Déminage à haut risque
L’exercice de déminage n’est pas sans danger. Cependant, les habitants de Marsa Matruh, à 200 kilomètres environ de la frontière libyenne n’ont cure des risques. Ici, le développement a tardé à venir, alors que le vaste cordon de mines sur un rayon de 4 kilomètres est presque une manne tombée du ciel. Les explosifs sont revendus sans grande peine et le métal est recyclé. "Ils font cela parce qu’ils n’ont pas d’autres sources de revenus", explique Abdul Moneim Waer, qui a perdu trois doigts à cause d’une mine quand il était plus jeune et qui travaille aujourd’hui pour un organisme de prévention contre les mines antipersonnel.
L’Egypte n’est pas le seul pays où les armes de la seconde guerre mondiale ont trouvé une seconde vie. Des enquêteurs en Irak ont pu trouver des fusils Lee-Enfield de 1942 parmi le butin de guerre des Peshmergas kurdes récupérés chez les combattants de l’Etat Islamique.
Un phénomène qui touche le Mali, l'Irak, la Syrie
Au Mali, les autorités ont récupéré une importante quantité d’armes dont 10000 vieux fusils européens. Une vidéo montre qu’en Syrie un groupe rebelle détient au moins un lance-obus datant de 1940.
Et puis, il y a la Libye. Pays sans réelle autorité étatique et sans loi, c’est devenu le bazar du Sahara où l’on peut venir faire son marché sans être inquiété. "Nous avons retrouvé plusieurs centaines de revolvers de marque britannique Webley qui étaient en vente de même que des carabines italiennes, des Mausers, des Bren", affirme N. R. Jenzen-Jones de l’Armament Research Services, un cabinet conseil en armement, qui élabore actuellement un report sur le rôle ce type armes dans les zones de conflits actuels.
Une protection pour les djihadistes
Cependant, au-delà du volume important, ce qui rend si problématiques ces champs de mines c’est qu’ils forment une barrière de protection infranchissable vers la frontière libyenne. En recrutant des guides locaux ayant une bonne connaissance du désert, des convois de 4X4, qui traficotent presque tout, sont les seuls à aller dans ces endroits inhospitaliers. Ils n’ont pas peur de tomber sur des patrouilles militaires qui ne s’aventurent jamais dans la zone. "C’est presque un refuge pour eux", affirme Shazly.
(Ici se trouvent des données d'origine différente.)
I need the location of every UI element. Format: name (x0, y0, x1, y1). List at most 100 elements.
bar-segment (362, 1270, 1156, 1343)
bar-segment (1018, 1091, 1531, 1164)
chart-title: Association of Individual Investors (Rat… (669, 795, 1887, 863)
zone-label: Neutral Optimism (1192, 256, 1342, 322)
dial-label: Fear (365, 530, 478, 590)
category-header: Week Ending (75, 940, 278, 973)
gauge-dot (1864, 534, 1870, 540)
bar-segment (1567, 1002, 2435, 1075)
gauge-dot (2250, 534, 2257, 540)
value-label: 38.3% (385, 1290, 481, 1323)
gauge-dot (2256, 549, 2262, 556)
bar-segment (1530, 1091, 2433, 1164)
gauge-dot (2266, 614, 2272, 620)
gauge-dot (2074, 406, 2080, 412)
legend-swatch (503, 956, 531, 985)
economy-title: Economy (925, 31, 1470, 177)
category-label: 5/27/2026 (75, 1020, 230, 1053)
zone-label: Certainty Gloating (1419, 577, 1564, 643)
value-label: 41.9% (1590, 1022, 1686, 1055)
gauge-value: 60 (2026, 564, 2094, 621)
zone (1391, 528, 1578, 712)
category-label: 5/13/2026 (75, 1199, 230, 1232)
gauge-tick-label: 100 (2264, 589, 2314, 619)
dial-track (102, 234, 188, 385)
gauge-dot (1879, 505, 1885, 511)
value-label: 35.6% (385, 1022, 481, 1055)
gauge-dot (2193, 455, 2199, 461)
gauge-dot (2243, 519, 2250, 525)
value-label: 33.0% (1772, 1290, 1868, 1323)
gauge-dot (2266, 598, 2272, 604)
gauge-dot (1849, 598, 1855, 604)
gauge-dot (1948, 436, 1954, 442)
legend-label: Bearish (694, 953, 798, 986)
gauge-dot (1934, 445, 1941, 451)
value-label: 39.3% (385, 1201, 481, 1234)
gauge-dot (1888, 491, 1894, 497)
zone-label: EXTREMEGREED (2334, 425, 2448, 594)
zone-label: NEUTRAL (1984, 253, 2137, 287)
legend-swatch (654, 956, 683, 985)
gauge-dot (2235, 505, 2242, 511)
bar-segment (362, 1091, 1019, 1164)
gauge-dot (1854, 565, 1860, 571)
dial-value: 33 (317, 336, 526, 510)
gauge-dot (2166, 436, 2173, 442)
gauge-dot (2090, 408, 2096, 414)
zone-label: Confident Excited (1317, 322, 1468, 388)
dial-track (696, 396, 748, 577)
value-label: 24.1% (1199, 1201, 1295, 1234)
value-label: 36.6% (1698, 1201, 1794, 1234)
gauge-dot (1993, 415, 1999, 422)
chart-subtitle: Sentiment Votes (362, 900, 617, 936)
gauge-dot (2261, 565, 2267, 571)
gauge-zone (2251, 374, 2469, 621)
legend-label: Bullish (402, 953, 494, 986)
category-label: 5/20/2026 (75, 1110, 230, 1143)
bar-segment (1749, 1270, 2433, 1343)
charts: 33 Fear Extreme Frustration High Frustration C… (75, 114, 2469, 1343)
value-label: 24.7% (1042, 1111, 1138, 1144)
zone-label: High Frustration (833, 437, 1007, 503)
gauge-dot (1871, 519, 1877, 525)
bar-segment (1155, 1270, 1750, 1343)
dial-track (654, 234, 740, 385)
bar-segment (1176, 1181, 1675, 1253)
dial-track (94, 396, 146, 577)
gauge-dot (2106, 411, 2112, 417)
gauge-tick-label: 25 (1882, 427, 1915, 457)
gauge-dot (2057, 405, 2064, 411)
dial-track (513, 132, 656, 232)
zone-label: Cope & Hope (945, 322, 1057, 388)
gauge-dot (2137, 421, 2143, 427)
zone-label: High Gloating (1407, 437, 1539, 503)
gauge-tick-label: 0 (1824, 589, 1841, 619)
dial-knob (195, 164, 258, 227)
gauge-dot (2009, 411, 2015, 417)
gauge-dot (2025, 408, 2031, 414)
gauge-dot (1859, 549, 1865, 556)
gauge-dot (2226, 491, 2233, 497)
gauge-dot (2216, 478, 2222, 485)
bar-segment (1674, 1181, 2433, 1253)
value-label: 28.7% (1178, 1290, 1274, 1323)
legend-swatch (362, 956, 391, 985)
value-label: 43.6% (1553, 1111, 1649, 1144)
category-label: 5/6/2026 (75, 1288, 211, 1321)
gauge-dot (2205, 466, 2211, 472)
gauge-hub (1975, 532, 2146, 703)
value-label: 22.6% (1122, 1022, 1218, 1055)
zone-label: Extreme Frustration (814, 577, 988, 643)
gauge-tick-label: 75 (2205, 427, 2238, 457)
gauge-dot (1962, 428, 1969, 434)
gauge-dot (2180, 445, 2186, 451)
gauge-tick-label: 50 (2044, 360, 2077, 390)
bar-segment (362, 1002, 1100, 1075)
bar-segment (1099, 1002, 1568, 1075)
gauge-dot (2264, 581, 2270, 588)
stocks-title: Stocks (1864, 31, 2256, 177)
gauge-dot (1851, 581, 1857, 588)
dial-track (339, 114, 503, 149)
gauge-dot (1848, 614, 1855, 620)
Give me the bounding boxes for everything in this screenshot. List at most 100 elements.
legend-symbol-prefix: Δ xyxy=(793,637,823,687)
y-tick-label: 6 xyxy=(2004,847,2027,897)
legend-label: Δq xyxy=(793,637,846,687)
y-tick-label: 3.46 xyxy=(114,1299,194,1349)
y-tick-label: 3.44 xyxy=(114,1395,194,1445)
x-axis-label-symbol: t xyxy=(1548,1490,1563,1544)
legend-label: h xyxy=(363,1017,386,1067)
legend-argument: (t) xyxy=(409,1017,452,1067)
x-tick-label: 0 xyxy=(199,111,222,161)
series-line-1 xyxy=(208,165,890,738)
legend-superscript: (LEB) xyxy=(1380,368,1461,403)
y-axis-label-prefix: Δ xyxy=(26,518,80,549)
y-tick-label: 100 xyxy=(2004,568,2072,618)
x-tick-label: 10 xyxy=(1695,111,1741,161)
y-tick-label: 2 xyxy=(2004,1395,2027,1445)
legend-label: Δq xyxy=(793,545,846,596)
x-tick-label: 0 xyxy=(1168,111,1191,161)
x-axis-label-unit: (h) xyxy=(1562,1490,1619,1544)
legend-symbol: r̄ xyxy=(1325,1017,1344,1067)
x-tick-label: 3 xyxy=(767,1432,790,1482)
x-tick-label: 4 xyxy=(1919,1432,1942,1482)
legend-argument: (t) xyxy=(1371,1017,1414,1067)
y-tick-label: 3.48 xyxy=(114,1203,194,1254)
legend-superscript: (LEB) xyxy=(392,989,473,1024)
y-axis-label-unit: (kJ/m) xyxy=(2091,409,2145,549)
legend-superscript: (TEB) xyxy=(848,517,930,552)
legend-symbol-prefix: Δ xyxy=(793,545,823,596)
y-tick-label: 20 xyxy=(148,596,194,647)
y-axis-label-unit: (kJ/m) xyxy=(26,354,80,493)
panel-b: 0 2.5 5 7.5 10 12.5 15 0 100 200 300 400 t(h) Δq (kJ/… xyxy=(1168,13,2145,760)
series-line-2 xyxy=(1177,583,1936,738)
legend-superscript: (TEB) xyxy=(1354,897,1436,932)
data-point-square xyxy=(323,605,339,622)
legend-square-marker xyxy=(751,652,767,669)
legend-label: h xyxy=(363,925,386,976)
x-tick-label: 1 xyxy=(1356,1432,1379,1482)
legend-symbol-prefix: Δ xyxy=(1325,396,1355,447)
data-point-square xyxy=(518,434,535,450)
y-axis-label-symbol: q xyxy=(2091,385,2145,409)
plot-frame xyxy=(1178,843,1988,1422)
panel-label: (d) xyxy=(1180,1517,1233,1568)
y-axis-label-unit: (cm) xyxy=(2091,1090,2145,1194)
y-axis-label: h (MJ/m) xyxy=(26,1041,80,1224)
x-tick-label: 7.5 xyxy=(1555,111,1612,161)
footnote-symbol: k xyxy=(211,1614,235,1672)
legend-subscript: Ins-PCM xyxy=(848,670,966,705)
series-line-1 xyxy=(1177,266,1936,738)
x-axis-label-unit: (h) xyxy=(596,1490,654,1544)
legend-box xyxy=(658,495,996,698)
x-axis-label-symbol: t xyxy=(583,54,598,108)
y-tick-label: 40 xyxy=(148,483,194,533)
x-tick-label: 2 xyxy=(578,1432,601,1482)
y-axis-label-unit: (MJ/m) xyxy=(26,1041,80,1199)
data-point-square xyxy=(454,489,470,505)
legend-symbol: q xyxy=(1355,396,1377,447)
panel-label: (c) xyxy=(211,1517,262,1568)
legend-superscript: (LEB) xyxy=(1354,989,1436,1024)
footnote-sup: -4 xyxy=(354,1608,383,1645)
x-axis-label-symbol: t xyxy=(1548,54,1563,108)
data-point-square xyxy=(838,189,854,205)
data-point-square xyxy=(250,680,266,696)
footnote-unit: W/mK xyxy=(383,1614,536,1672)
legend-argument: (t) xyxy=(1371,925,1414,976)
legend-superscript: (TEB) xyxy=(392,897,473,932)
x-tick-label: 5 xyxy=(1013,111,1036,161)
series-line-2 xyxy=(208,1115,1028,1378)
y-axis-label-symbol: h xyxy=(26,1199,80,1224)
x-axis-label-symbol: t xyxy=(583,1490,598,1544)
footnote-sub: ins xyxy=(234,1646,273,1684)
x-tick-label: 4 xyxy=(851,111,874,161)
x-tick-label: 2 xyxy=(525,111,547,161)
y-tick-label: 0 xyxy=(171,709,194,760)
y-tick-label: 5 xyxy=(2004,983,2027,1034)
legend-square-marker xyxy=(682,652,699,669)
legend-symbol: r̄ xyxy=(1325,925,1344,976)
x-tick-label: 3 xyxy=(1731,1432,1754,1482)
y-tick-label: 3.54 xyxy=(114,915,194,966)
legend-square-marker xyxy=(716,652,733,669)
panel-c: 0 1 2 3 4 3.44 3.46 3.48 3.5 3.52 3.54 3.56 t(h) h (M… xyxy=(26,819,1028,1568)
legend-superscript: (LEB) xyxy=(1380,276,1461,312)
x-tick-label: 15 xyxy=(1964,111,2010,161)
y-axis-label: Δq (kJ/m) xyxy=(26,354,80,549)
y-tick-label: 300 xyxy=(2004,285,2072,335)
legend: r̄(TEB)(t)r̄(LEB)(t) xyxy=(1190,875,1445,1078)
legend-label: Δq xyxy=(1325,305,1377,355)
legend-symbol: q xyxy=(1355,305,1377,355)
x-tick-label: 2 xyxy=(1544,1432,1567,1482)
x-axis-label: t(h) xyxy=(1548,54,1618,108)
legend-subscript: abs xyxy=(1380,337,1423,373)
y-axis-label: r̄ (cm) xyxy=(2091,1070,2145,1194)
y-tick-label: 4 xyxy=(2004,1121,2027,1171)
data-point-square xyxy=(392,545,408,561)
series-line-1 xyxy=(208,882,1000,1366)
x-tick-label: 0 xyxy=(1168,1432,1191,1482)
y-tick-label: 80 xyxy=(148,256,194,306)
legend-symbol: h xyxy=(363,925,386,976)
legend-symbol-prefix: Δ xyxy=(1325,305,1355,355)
Dans le but, à la fois, de résoudre le problème de sécurité posé par ces mines et de libérer cette vaste zone potentiellement riche en pétrole, les autorités égyptiennes affirment accélérer les efforts de déminage. Au moins, trois millions de mines ont été ôtées depuis 1981, libérant une surface de près de 300.000 hectares selon l’armé. Le gouvernement égyptien affirme que le reste devrait être nettoyé dans les trois prochaines années.
Colère des Bédouins
Mais dans ce désert dont les habitants sont quelquefois en connivence avec les djihadistes, ce n’est pas partie gagnée. Des travailleurs amércains et croates ont été kidnappés et tués après deux ans de detention au moment où les djahidistes menaient des attaques contre l’armée égyptienne. Huit touristes mexicains ont été confondus à des combattants de l’EI par un hélicoptère Apache de l’armée égyptienne. Ils ont été tués.
Quelques mois auparavant, une prospection pétrolière d’une compagnie française a failli subir le même sort, selon un travailleur américain qui s’est livré à Newsweek, en gardant l’anonymat. Depuis lors, les compagnies étrangères ont adopté un système de drapeaux colorés pour éviter d’être pris en cible par l’armée.
Néanmoins, la plupart des Bédouins sont surtout en colère contre ceux qui ont choisi de semer ces champs de la mort. "Ils se sont dérobés de leur responsabilité", affirme Ahmed Amer, à la tête d’une association des survivants des mines antipersonnel, basée à Marsa Matruh et qui défend les droits des victimes. Pour lui, la responsabilité des pays occidentaux est claire. "Ils ne peuvent pas venir ici, planter leur mines et repartir sur la pointe des pieds", affirme-t-il. "Ils doivent nettoyer cela".